World champ to ‘escape’

Published 9:10 am Thursday, May 8, 2014

Mario Manzini plans to escape from several pairs of handcuffs and prison shackles during his show at The Acorn Theater. (Submitted photo)

Mario Manzini plans to escape from several pairs of handcuffs and prison shackles during his show at The Acorn Theater. (Submitted photo)

THREE OAKS—Whatever you do, don’t call Mario Manzini’s daring, Houdini-style feats “tricks.”

“They are not ‘tricks.’ They are escapes. What I do is not an illusion. What I do is real,” explained Manzini, who will be performing at The Acorn Theater at 7 p.m. May 14. “If they were tricks, they would always work out right, but I’ve had to be rescued a couple of times when things went wrong!”

Billed as “The Guinness World Champion Escapologist,” Manzini found his calling at the age of 4, when he first saw a film about Harry Houdini on television.

“I was watching TV on Halloween — that was the anniversary of Houdini’s death. I remember the film clips of him — the different escape acts he did — and I said, ‘Boy, I’ve gotta do this!’ Manzini recalled.

While many people have seen the old films of Houdini escaping from seemingly impossible situations, few ever go on to attempt those feats. Manzini, however, was compelled to follow in Harry Houdini’s famous footsteps.

“There was something about the way Houdini held himself, his charisma,” Manzini said. “He was so confident when he had the police lock him up. I said, ‘Boy, this is what I want to do!’”

Despite opposition from his father, the Bronx-born Manzini could not be dissuaded, and he began having his friends tie him up with ropes from which he would then escape. Even while studying to become an electrician, he did not give up his dream to emulate Houdini.

“I’ve been doing this since I was a kid. I would always carry around rope with me, and my friends would tie me up really good. The kids and teachers at school would tie me up, too, and I would always escape,” Mario said.

Even when a friend’s father, a New York City policeman, handcuffed Mario’s hands behind his back, the boy managed to escape immediately.

Manzini finally broke into show business at the age of 16, landing a job among sword-swallowers and fire-eaters at New York City’s famous Hubert’s Museum and Flea Circus. This was, in fact, the same place Houdini had gotten his start at the age of 18.

“Later, I was hired by RKO and then Loew’s theaters, and I played all of their venues in the New York area for about three years. I also worked for the Ringling Brothers-Barnum & Bailey Circus for about seven years,” Manzini said. “But, those were very short acts, and I wanted to do whole shows, so I struck out on my own.”

Now, Manzini averages between 125 and 200 shows in the United States and Canada every year. He has also performed in Japan, Australia and England, as well as having been featured on a number of television shows, including the 1980’s hit show, “That’s Incredible!”
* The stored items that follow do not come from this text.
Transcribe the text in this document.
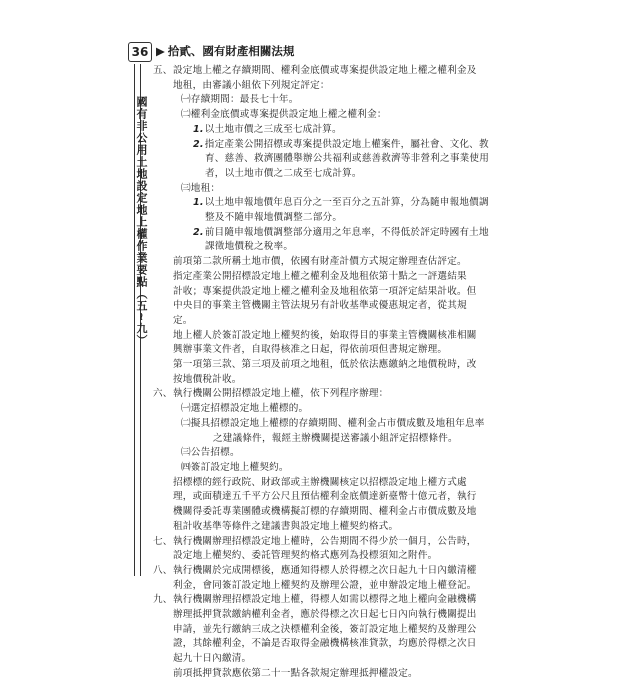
36 ▶ 拾貳、國有財產相關法規
國有非公用土地設定地上權作業要點（五∼九）
五、 設定地上權之存續期間、權利金底價或專案提供設定地上權之權利金及
地租，由審議小組依下列規定評定：
㈠存續期間：最長七十年。
㈡權利金底價或專案提供設定地上權之權利金：
1. 以土地市價之三成至七成計算。
2. 指定產業公開招標或專案提供設定地上權案件，屬社會、文化、教
育、慈善、救濟團體舉辦公共福利或慈善救濟等非營利之事業使用
者，以土地市價之二成至七成計算。
㈢地租：
1. 以土地申報地價年息百分之一至百分之五計算，分為隨申報地價調
整及不隨申報地價調整二部分。
2. 前目隨申報地價調整部分適用之年息率，不得低於評定時國有土地
課徵地價稅之稅率。
前項第二款所稱土地市價，依國有財產計價方式規定辦理查估評定。
指定產業公開招標設定地上權之權利金及地租依第十點之一評選結果
計收；專案提供設定地上權之權利金及地租依第一項評定結果計收。但
中央目的事業主管機關主管法規另有計收基準或優惠規定者，從其規
定。
地上權人於簽訂設定地上權契約後，始取得目的事業主管機關核准相關
興辦事業文件者，自取得核准之日起，得依前項但書規定辦理。
第一項第三款、第三項及前項之地租，低於依法應繳納之地價稅時，改
按地價稅計收。
六、 執行機關公開招標設定地上權，依下列程序辦理：
㈠選定招標設定地上權標的。
㈡擬具招標設定地上權標的存續期間、權利金占市價成數及地租年息率
之建議條件，報經主辦機關提送審議小組評定招標條件。
㈢公告招標。
㈣簽訂設定地上權契約。
招標標的經行政院、財政部或主辦機關核定以招標設定地上權方式處
理，或面積達五千平方公尺且預估權利金底價達新臺幣十億元者，執行
機關得委託專業團體或機構擬訂標的存續期間、權利金占市價成數及地
租計收基準等條件之建議書與設定地上權契約格式。
七、 執行機關辦理招標設定地上權時，公告期間不得少於一個月，公告時，
設定地上權契約、委託管理契約格式應列為投標須知之附件。
八、 執行機關於完成開標後，應通知得標人於得標之次日起九十日內繳清權
利金，會同簽訂設定地上權契約及辦理公證，並申辦設定地上權登記。
九、 執行機關辦理招標設定地上權，得標人如需以標得之地上權向金融機構
辦理抵押貸款繳納權利金者，應於得標之次日起七日內向執行機關提出
申請，並先行繳納三成之決標權利金後，簽訂設定地上權契約及辦理公
證，其餘權利金，不論是否取得金融機構核准貸款，均應於得標之次日
起九十日內繳清。
前項抵押貸款應依第二十一點各款規定辦理抵押權設定。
Manzini’s wife and assistant, Victoria Roze, will open the 90-minute show at The Acorn with her electric violin act. Then, Manzini’s act will feature three escapes that he modeled after ones he saw Houdini perform in the documentary he watched at the age of 4.

“The three things I remember watching him do were when he was handcuffed by the police, and he jumped off a bridge and escaped under water,” Manzini recalled. “The second was when he was locked in handcuffs, put in a box, and the lid was nailed shut, and he was thrown in a river. The third was when he was hung upside down in a straightjacket and escaped from that.”
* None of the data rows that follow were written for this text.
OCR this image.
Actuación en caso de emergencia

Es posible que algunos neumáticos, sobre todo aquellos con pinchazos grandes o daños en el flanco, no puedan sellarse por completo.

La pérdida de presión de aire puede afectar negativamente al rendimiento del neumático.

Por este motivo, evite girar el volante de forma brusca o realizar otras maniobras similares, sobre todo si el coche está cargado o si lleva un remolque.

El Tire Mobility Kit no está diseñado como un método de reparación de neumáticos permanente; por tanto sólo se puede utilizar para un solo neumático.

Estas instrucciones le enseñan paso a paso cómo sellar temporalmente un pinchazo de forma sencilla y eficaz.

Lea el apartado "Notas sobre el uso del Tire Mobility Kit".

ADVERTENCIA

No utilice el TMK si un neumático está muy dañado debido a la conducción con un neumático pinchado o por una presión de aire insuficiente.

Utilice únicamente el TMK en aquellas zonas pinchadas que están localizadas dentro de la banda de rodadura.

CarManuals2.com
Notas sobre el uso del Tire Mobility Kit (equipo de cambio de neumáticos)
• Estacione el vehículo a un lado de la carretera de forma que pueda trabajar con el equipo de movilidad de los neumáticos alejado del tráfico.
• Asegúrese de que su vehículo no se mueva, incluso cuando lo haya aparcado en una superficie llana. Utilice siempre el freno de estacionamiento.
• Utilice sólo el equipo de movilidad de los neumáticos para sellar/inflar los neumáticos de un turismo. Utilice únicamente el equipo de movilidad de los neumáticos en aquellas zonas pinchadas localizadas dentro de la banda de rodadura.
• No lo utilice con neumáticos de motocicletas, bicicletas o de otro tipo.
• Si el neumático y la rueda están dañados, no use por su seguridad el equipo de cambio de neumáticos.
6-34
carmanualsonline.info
Rather than jumping in a river, Manzini will be locked in a large milk can full of water. Audience members will also be given the chance to participate in Manzini’s upcoming show.

“I’ll have four volunteers—four adults—come up on stage and tie me up and put handcuffs on me. Then, I’ll walk through the aisles and have the kids examine the ropes,” Manzini said. “They can tie more knots in the ropes if they want to. That gets the kids involved.”

Volunteers, including any local police officers in attendance, will also have the opportunity to lock Manzini in six to eight pairs of handcuffs and prison shackles. He will then be placed in a U.S. Mail bag and attempt to escape from that in front of the audience.

If you are looking for a midweek escape for yourself, tickets for Manzini’s show are available by calling The Acorn at (269) 756-3879 or by visiting The cost is $20 for adults and $10 for children 18 and younger.

“I’ve been doing the show for many years, and so far, everybody loves it,” Manzini said.